I do not really understand how you mean interest to be determined by saving and investment under II, near the bottom of your second page. However, I am trying to bring the whole thing to a head by a short article I shall write for the nextJournal commenting on Ohlin’s exposition of the Swedish theory of interest regarded as determined by the demand and supply for loans, which is being printed in the same issue. I am there accusing you of agreeing with the Swedes in this matter. If this is a calumny, and your theory is really quite different, forgive me.

Yours sincerely,
J.M.K.”
(Keynes 1973: 83).
The “short article” Keynes was writing was “Alternative Theories of the Rate of Interest” (The Economic Journal 47.186 [1937]: 241–252), in which Keynes numbered Hicks with Bertil Ohlin and Dennis Robertson as a supporter of loanable-funds, a theory which Keynes himself rejected (Keynes 1937: 241–243; Tily 2007: 209).

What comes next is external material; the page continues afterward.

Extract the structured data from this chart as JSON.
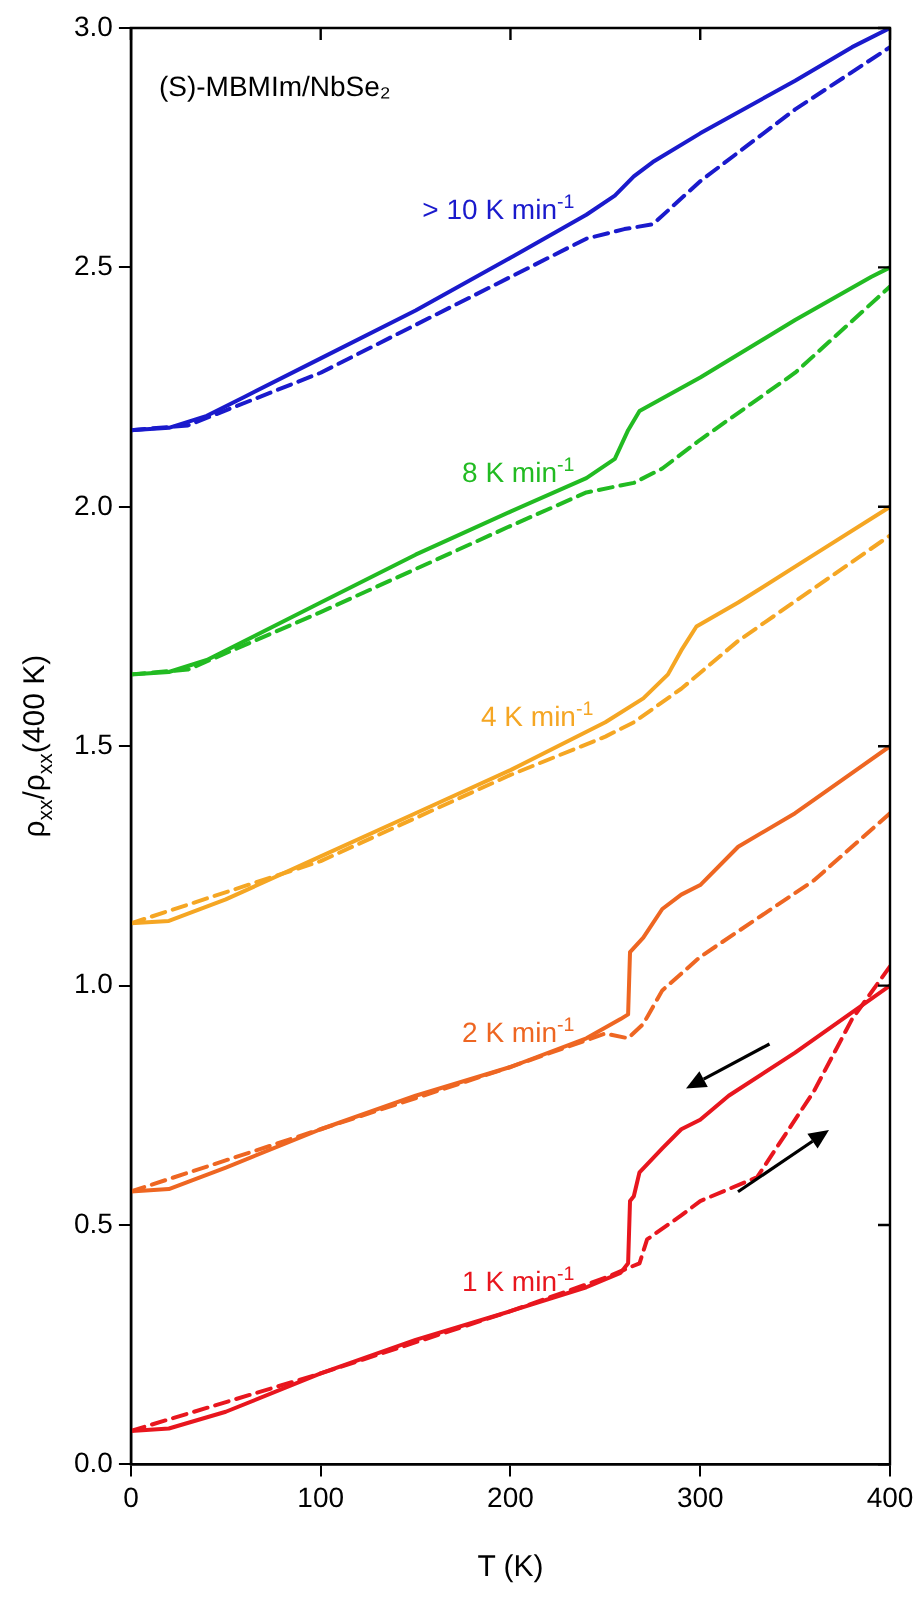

By implication, Keynes must have thought that Hicks held a theory of the interest rate that was wrong (Tily 2007: 209).

If IS-LM relies on a loanable funds model, and Keynes rejected loanable funds, then it is difficult to see how Keynes could have supported IS-LM, if he had been consistent.

And Hicks did continue to adhere to a modified form of loanable funds, and was even taken to task for it by others sympathetic to the General Theory like Hugh Townshend (1937) (King 2002: 22).

One can perhaps conclude that far too much has been read into the short and private letter Keynes wrote to Hicks, where Keynes may well have been being polite and encouraging to Hicks, and at the same time did not want to pick a fight with someone who was sympathetic to theGeneral Theory.